I think the novelty of locking has worn off on Toby and he’s back to steering. He’s realised that you have to talk to folk at locks, which is just too much like hard work. So here I am, waiting for the lock to empty.

Our first stop was Banbury, we were both shocked by the amount of building work that’s going on, it will be transformed when it’s finished. We had a quick stop off and I walked to Waitrose to get some supplies for our BBQ this evening – I was on dessert duty which is hardly a chore!

It was quite sad to see this lock keepers cottage and the arson attack, the roof has collapsed, and you can still see the personal possessions. The local view is that it will be pulled down.

We had a couple of squeaky fender locks which were very tight. Toby had to breathe in, and walk down the side to lift the fenders – yes he ended up with a filthy bum.

We’d not seen a green gas bottle before, it turns out to be patio gas. The owner can’t be a sailor, as they should be the other way round.

The afternoon’s progress was sooooo slow and we were stuck behind a hireboat going slower than tickover. We kept catching them up at the lock. In the end, I offered to work the lock and they stay on their boat (which they accepted and were back on board before I finished my sentence!). It was quicker for me to do it myself, than their faffing…..and I mean some serious faffing!!

We arrived at Anyho Wharf at about 5.30 , we were able to reverse on to one of the pontoons at The Wharf which was lucky as there were no towpath moorings. We had a lovely socially distanced BBQ with Sarah, Tabitha, Steve and Janet.

Day 4 – Role Reversal

We switched roles today, with Sarah doing the helming through the locks, and me doing the locks. I was all over the shop, even walking off leaving a gate open at one point – obviously short on practice!

The morning saw us cast off at an earlier than usual 8am, aiming to reach the Claydon flight not too long after their 10am opening time. With all the queues yesterday, we didn’t want to get stuck at the back and risk not getting through.

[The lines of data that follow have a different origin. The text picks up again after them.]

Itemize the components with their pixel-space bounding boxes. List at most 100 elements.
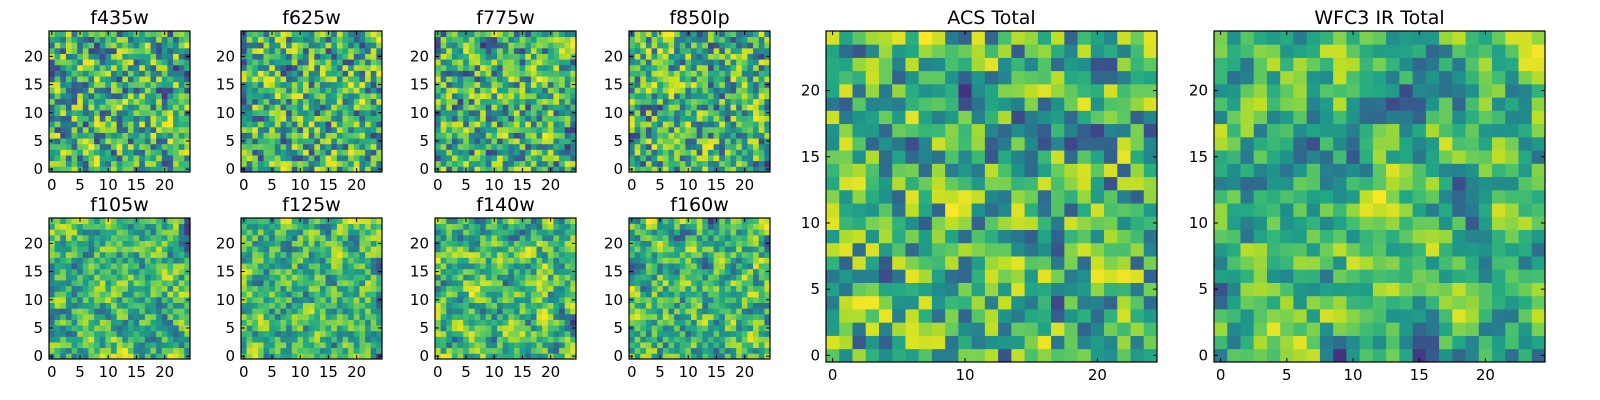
heatmap-cell — [88, 47, 95, 54]
heatmap-cell — [178, 42, 185, 49]
heatmap-cell — [674, 59, 681, 66]
heatmap-cell — [365, 132, 372, 139]
heatmap-cell — [269, 325, 276, 332]
heatmap-cell — [94, 143, 101, 150]
heatmap-cell — [497, 87, 504, 94]
heatmap-cell — [525, 132, 532, 139]
heatmap-cell — [167, 126, 174, 133]
heatmap-cell — [246, 76, 253, 83]
heatmap-cell — [629, 336, 636, 343]
heatmap-cell — [269, 342, 276, 349]
heatmap-cell — [480, 330, 487, 337]
heatmap-cell — [468, 104, 475, 111]
heatmap-cell — [724, 138, 731, 145]
heatmap-cell — [342, 104, 349, 111]
heatmap-cell — [370, 268, 377, 275]
heatmap-cell — [564, 313, 571, 320]
heatmap-cell — [674, 109, 681, 116]
heatmap-cell — [691, 64, 698, 71]
x-tick-label: 15 — [319, 176, 338, 194]
heatmap-cell — [65, 336, 72, 343]
heatmap-cell — [542, 81, 549, 88]
heatmap-cell — [491, 109, 498, 116]
heatmap-cell — [60, 342, 67, 349]
heatmap-cell — [105, 109, 112, 116]
heatmap-cell — [553, 336, 560, 343]
heatmap-cell — [542, 302, 549, 309]
heatmap-cell — [764, 121, 771, 128]
heatmap-cell — [116, 138, 123, 145]
heatmap-cell — [451, 126, 458, 133]
heatmap-cell — [491, 285, 498, 292]
heatmap-cell — [297, 336, 304, 343]
heatmap-cell — [342, 330, 349, 337]
heatmap-cell — [167, 64, 174, 71]
heatmap-cell — [359, 93, 366, 100]
heatmap-cell — [319, 132, 326, 139]
heatmap-cell — [274, 81, 281, 88]
heatmap-cell — [280, 274, 287, 281]
heatmap-cell — [280, 263, 287, 270]
heatmap-cell — [741, 47, 748, 54]
heatmap-cell — [553, 98, 560, 105]
heatmap-cell — [269, 268, 276, 275]
heatmap-cell — [724, 160, 731, 167]
heatmap-cell — [133, 330, 140, 337]
heatmap-cell — [530, 64, 537, 71]
heatmap-cell — [77, 115, 84, 122]
heatmap-cell — [730, 280, 737, 287]
heatmap-cell — [348, 263, 355, 270]
heatmap-cell — [508, 353, 515, 360]
heatmap-cell — [480, 308, 487, 315]
heatmap-cell — [71, 126, 78, 133]
heatmap-cell — [480, 274, 487, 281]
heatmap-cell — [77, 64, 84, 71]
heatmap-cell — [257, 31, 264, 38]
heatmap-cell — [662, 166, 669, 173]
heatmap-cell — [553, 47, 560, 54]
heatmap-cell — [730, 59, 737, 66]
heatmap-cell — [435, 98, 442, 105]
heatmap-cell — [156, 31, 163, 38]
heatmap-cell — [365, 98, 372, 105]
heatmap-cell — [691, 104, 698, 111]
heatmap-cell — [536, 330, 543, 337]
heatmap-cell — [525, 109, 532, 116]
heatmap-cell — [105, 143, 112, 150]
heatmap-cell — [342, 115, 349, 122]
heatmap-cell — [133, 257, 140, 264]
heatmap-cell — [71, 263, 78, 270]
heatmap-cell — [542, 218, 549, 225]
heatmap-cell — [150, 155, 157, 162]
heatmap-cell — [474, 53, 481, 60]
heatmap-cell — [674, 302, 681, 309]
heatmap-cell — [71, 53, 78, 60]
heatmap-cell — [82, 325, 89, 332]
heatmap-cell — [457, 132, 464, 139]
heatmap-cell — [707, 285, 714, 292]
heatmap-cell — [314, 47, 321, 54]
heatmap-cell — [54, 291, 61, 298]
heatmap-cell — [691, 70, 698, 77]
heatmap-cell — [491, 302, 498, 309]
heatmap-cell — [167, 274, 174, 281]
heatmap-cell — [753, 302, 760, 309]
heatmap-cell — [122, 160, 129, 167]
heatmap-cell — [435, 42, 442, 49]
heatmap-cell — [480, 229, 487, 236]
heatmap-cell — [353, 81, 360, 88]
heatmap-cell — [559, 104, 566, 111]
heatmap-cell — [724, 109, 731, 116]
heatmap-cell — [291, 59, 298, 66]
heatmap-cell — [662, 353, 669, 360]
heatmap-cell — [139, 149, 146, 156]
heatmap-cell — [634, 143, 641, 150]
heatmap-cell — [331, 47, 338, 54]
heatmap-cell — [241, 330, 248, 337]
heatmap-cell — [474, 268, 481, 275]
heatmap-cell — [133, 36, 140, 43]
heatmap-cell — [280, 291, 287, 298]
heatmap-cell — [99, 155, 106, 162]
heatmap-cell — [451, 132, 458, 139]
heatmap-cell — [463, 160, 470, 167]
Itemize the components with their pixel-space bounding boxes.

Getting up early does come with its risks – today a gentleman decided to dry off by the window, and hurriedly covered himself with his towel when he saw us go past. Sarah waved hello and then he swiftly closed the curtains with a big swish of his hands. Luckily we only saw his top half!

We were glad we’d stopped yesterday where we did, but there were plenty of moorings further on. Why one boat decided to moor on a bend, and a rather shallow one at that, was a mystery. They definitely weren’t going anywhere though, well secured for the night even if it were at a bit of an angle!

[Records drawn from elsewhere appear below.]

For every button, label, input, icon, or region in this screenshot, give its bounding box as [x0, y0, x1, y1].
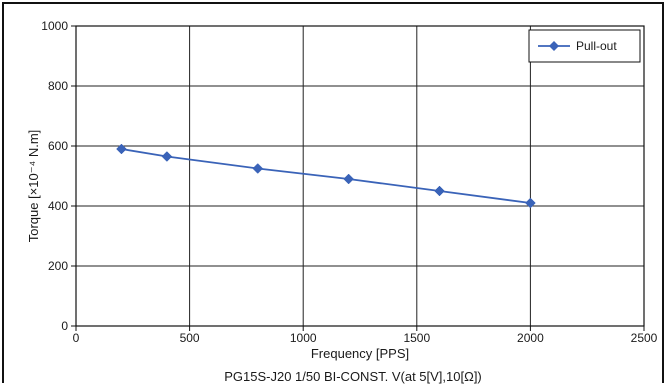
x-tick-label: 1000 — [290, 331, 317, 345]
y-axis-ticks: 0 200 400 600 800 1000 — [41, 19, 76, 333]
y-tick-label: 200 — [48, 259, 68, 273]
plot-area — [75, 25, 645, 327]
series-line — [121, 148, 531, 204]
legend: Pull-out — [528, 29, 641, 63]
x-tick-label: 1500 — [403, 331, 430, 345]
y-tick-label: 0 — [61, 319, 68, 333]
chart-caption: PG15S-J20 1/50 BI-CONST. V(at 5[V],10[Ω]… — [224, 369, 482, 384]
y-tick-label: 400 — [48, 199, 68, 213]
y-tick-label: 800 — [48, 79, 68, 93]
data-point — [161, 151, 173, 162]
y-axis-title: Torque [×10⁻⁴ N.m] — [26, 130, 41, 243]
data-point — [252, 163, 264, 174]
data-point — [116, 143, 127, 155]
x-tick-label: 500 — [180, 331, 200, 345]
data-point — [525, 197, 536, 209]
x-tick-label: 2000 — [517, 331, 544, 345]
x-axis-title: Frequency [PPS] — [311, 346, 409, 361]
x-tick-label: 0 — [73, 331, 80, 345]
y-tick-label: 600 — [48, 139, 68, 153]
y-tick-label: 1000 — [41, 19, 68, 33]
x-tick-label: 2500 — [631, 331, 658, 345]
series-layer — [116, 143, 536, 209]
legend-marker — [549, 41, 559, 51]
grid — [76, 26, 644, 326]
data-point — [434, 185, 445, 197]
legend-label: Pull-out — [576, 39, 617, 53]
data-point — [343, 173, 354, 185]
x-axis-ticks: 0 500 1000 1500 2000 2500 — [73, 326, 658, 345]
chart-frame — [2, 2, 664, 383]
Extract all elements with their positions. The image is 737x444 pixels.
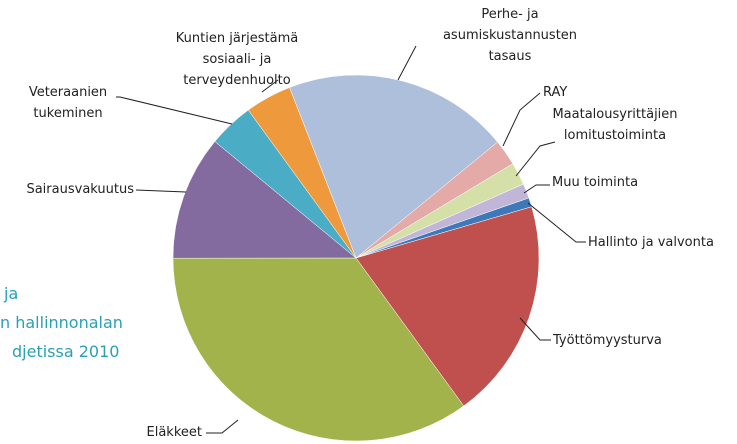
pie-slice bbox=[289, 74, 498, 259]
leader-line bbox=[519, 317, 551, 341]
leader-line bbox=[527, 202, 586, 243]
side-text: n hallinnonalan bbox=[0, 313, 123, 332]
slice-label: Työttömyysturva bbox=[553, 333, 662, 348]
leader-line bbox=[261, 79, 279, 93]
slice-label: Sairausvakuutus bbox=[26, 182, 134, 197]
leader-line bbox=[206, 419, 239, 434]
pie-slice bbox=[172, 141, 357, 259]
slice-label: Muu toiminta bbox=[552, 175, 639, 190]
leader-line bbox=[135, 189, 187, 193]
leader-line bbox=[515, 141, 556, 177]
slice-label: Maatalousyrittäjien lomitustoiminta bbox=[552, 107, 678, 143]
leader-line bbox=[116, 96, 233, 125]
slice-label: Kuntien järjestämä sosiaali- ja terveyde… bbox=[175, 31, 299, 88]
leader-line bbox=[397, 45, 417, 81]
pie-slice bbox=[355, 206, 540, 407]
slice-label: Perhe- ja asumiskustannusten tasaus bbox=[442, 7, 578, 64]
side-text: djetissa 2010 bbox=[12, 342, 120, 361]
leader-line bbox=[502, 92, 541, 147]
pie-slice bbox=[172, 257, 465, 442]
slice-label: RAY bbox=[543, 85, 568, 100]
slice-label: Eläkkeet bbox=[146, 425, 202, 440]
side-text: ja bbox=[4, 284, 19, 303]
slice-label: Hallinto ja valvonta bbox=[588, 235, 714, 250]
pie-slice bbox=[247, 87, 357, 259]
leader-line bbox=[523, 184, 550, 194]
slice-label: Veteraanien tukeminen bbox=[28, 85, 108, 121]
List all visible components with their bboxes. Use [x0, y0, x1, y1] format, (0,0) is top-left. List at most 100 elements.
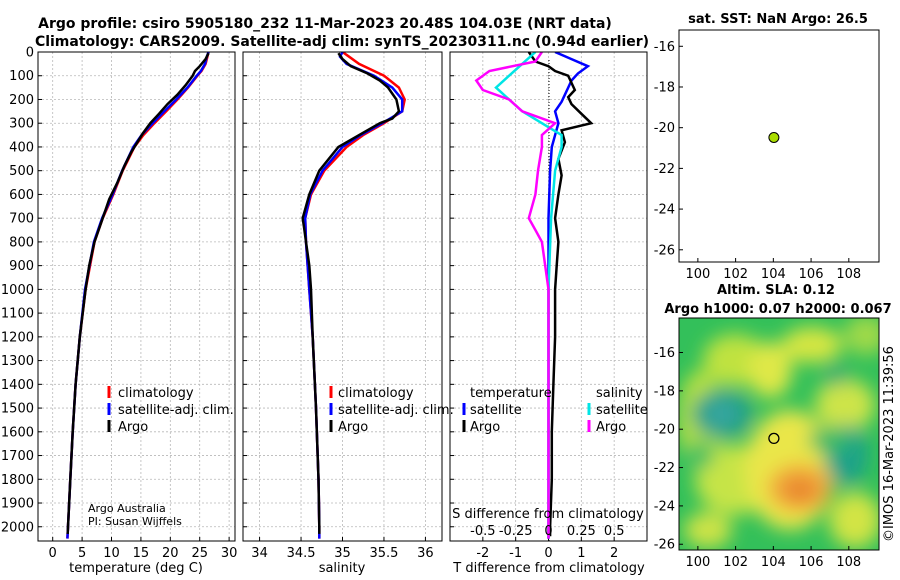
lat-tick-label: -24: [654, 203, 675, 218]
sla-panel: Altim. SLA: 0.12 Argo h1000: 0.07 h2000:…: [654, 283, 892, 570]
credit-organisation: Argo Australia: [88, 502, 166, 515]
depth-tick-label: 200: [9, 93, 34, 108]
lat-tick-label: -26: [654, 538, 675, 553]
lat-tick-label: -20: [654, 423, 675, 438]
difference-axes-frame: [449, 51, 648, 542]
depth-tick-label: 1700: [1, 449, 34, 464]
depth-tick-label: 500: [9, 164, 34, 179]
depth-tick-label: 100: [9, 69, 34, 84]
credit-pi: PI: Susan Wijffels: [88, 515, 182, 528]
depth-tick-label: 900: [9, 259, 34, 274]
salinity-axes-frame: [242, 51, 443, 542]
s-difference-label: S difference from climatology: [452, 507, 644, 522]
s-tick-label: 0.25: [567, 524, 596, 539]
lon-tick-label: 102: [723, 555, 748, 570]
legend-t-satellite-label: satellite: [470, 403, 522, 418]
salinity-grid: [243, 51, 442, 541]
x-tick-label: 0: [49, 546, 57, 561]
legend-salinity-title: salinity: [596, 386, 643, 401]
lat-tick-label: -18: [654, 384, 675, 399]
s-tick-label: -0.5: [470, 524, 495, 539]
temperature-argo-line: [66, 52, 210, 534]
sst-panel: sat. SST: NaN Argo: 26.5 100 102 104 106 108…: [654, 12, 880, 282]
lon-tick-label: 100: [685, 267, 710, 282]
depth-tick-label: 1400: [1, 378, 34, 393]
x-tick-label: 25: [191, 546, 208, 561]
lon-tick-label: 104: [761, 555, 786, 570]
difference-panel: -2 -1 0 1 2 temperature satellite Argo salin…: [449, 51, 648, 576]
lon-tick-label: 106: [799, 267, 824, 282]
salinity-ticks: 34 34.5 35 35.5 36: [243, 51, 434, 561]
x-tick-label: 20: [162, 546, 179, 561]
legend-satellite-label: satellite-adj. clim.: [338, 403, 454, 418]
depth-tick-label: 1600: [1, 425, 34, 440]
temperature-ticks: 0 5 10 15 20 25 300100200300400500600700800900…: [1, 46, 237, 562]
lat-tick-label: -18: [654, 80, 675, 95]
figure-title-line1: Argo profile: csiro 5905180_232 11-Mar-2…: [38, 16, 612, 32]
legend-s-argo-label: Argo: [596, 420, 626, 435]
depth-tick-label: 1900: [1, 497, 34, 512]
depth-tick-label: 1300: [1, 354, 34, 369]
salinity-satellite-line: [303, 52, 404, 539]
legend-climatology-label: climatology: [118, 386, 194, 401]
depth-tick-label: 1800: [1, 473, 34, 488]
x-tick-label: -1: [509, 546, 522, 561]
s-difference-ticks: -0.5 -0.25 0 0.25 0.5: [470, 524, 624, 539]
x-tick-label: -2: [476, 546, 489, 561]
legend-argo-label: Argo: [118, 420, 148, 435]
depth-tick-label: 300: [9, 117, 34, 132]
sla-heatmap: [679, 318, 879, 550]
legend-temperature-title: temperature: [470, 386, 552, 401]
sst-title: sat. SST: NaN Argo: 26.5: [688, 12, 868, 27]
legend-s-satellite-label: satellite: [596, 403, 648, 418]
depth-tick-label: 1200: [1, 330, 34, 345]
x-tick-label: 1: [577, 546, 585, 561]
lat-tick-label: -26: [654, 243, 675, 258]
temperature-panel: 0 5 10 15 20 25 300100200300400500600700800900…: [1, 46, 237, 577]
depth-tick-label: 2000: [1, 520, 34, 535]
lon-tick-label: 106: [799, 555, 824, 570]
x-tick-label: 36: [417, 546, 434, 561]
salinity-xlabel: salinity: [319, 561, 366, 576]
temperature-legend: climatology satellite-adj. clim. Argo: [107, 386, 234, 435]
lon-tick-label: 100: [685, 555, 710, 570]
depth-tick-label: 700: [9, 212, 34, 227]
lon-tick-label: 108: [836, 555, 861, 570]
depth-tick-label: 1100: [1, 307, 34, 322]
lat-tick-label: -16: [654, 40, 675, 55]
depth-tick-label: 800: [9, 235, 34, 250]
x-tick-label: 0: [544, 546, 552, 561]
legend-t-argo-label: Argo: [470, 420, 500, 435]
s-tick-label: 0: [544, 524, 552, 539]
imos-timestamp-watermark: ©IMOS 16-Mar-2023 11:39:56: [882, 346, 897, 542]
x-tick-label: 35: [334, 546, 351, 561]
lat-tick-label: -20: [654, 121, 675, 136]
sst-ticks: 100 102 104 106 108 -16 -18 -20 -22 -24 -26: [654, 40, 861, 282]
salinity-panel: 34 34.5 35 35.5 36 climatology satellite-adj…: [242, 51, 454, 576]
sla-title-line2: Argo h1000: 0.07 h2000: 0.067: [664, 302, 891, 317]
temperature-axes-frame: [37, 51, 236, 542]
sst-axes-frame: [678, 29, 880, 263]
legend-argo-label: Argo: [338, 420, 368, 435]
depth-tick-label: 0: [26, 46, 34, 61]
lat-tick-label: -16: [654, 346, 675, 361]
argo-location-marker: [768, 132, 780, 143]
s-tick-label: -0.25: [499, 524, 533, 539]
salinity-climatology-line: [303, 52, 407, 539]
x-tick-label: 34.5: [287, 546, 316, 561]
x-tick-label: 34: [251, 546, 268, 561]
salinity-legend: climatology satellite-adj. clim. Argo: [329, 386, 454, 435]
argo-location-ring: [768, 432, 780, 445]
sla-axes-frame: [678, 317, 880, 551]
s-diff-argo-line: [474, 52, 558, 539]
lon-tick-label: 104: [761, 267, 786, 282]
legend-satellite-label: satellite-adj. clim.: [118, 403, 234, 418]
lon-tick-label: 108: [836, 267, 861, 282]
x-tick-label: 10: [103, 546, 120, 561]
lat-tick-label: -22: [654, 461, 675, 476]
x-tick-label: 15: [133, 546, 150, 561]
difference-ticks: -2 -1 0 1 2: [450, 51, 618, 561]
sla-ticks: 100 102 104 106 108 -16 -18 -20 -22 -24 -26: [654, 346, 861, 570]
temperature-climatology-line: [66, 52, 210, 539]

We passed through Fenny Compton, hoping to get rid of our rubbish but couldn’t find the bins anywhere, so carried on up through the narrows. A few boats had moored in the narrows, probably attracted by a rare stretch of armco railing. They didn’t leave much room for anyone to pass, but we breathed in and squeezed through.

We reached Claydon top lock at 10:30, only to find no queue at all. Rather surprised but delighted, we carried on. The next lock was closer to our original expectations, with a queue but only a few boats so very little delay compared to yesterday and we made short work of it, Sarah helming and me doing the locks

There was a very cute little tractor in the garden of one of the lock cottages, we both thought it quite sweet.

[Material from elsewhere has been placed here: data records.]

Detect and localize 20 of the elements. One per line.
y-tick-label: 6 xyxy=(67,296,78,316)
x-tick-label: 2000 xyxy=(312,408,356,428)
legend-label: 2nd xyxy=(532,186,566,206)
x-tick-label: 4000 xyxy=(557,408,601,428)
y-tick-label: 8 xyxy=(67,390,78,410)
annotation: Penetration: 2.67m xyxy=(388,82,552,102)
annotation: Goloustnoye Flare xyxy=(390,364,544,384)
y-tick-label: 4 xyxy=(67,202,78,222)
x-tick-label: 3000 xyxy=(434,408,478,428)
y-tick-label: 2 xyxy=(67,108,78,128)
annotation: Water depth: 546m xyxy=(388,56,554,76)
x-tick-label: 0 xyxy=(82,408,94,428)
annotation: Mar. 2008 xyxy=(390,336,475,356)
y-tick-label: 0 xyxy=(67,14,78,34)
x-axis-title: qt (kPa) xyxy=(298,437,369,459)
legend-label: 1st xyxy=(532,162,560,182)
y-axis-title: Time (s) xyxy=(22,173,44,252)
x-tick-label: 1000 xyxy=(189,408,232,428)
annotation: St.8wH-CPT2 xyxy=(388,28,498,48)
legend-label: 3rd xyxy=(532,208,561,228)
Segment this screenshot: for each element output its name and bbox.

By the end of the flight, I was a bit more into the swing of things, kicking one gate open behind me as I stepped over to the other side (no jumping allowed!).

We stopped just after Cropredy marina, where it looks like they’re expanding to a third basin and just putting in some clay for the bottom. We remembered visiting the (new at the time) second basin when we purchased Oliver six years ago, but in the end Heyford Fields won out. Cropredy is going to absolutely massive when the third basin is done.

We moored up and headed to the shop for a much needed ice cream given the lovely warm and sunny day we’ve had, plus a few supplies. Then it was back to Oliver for a few hours to chill out, and then back into Cropredy for a pub meal in the evening – our first meal out for a very long time!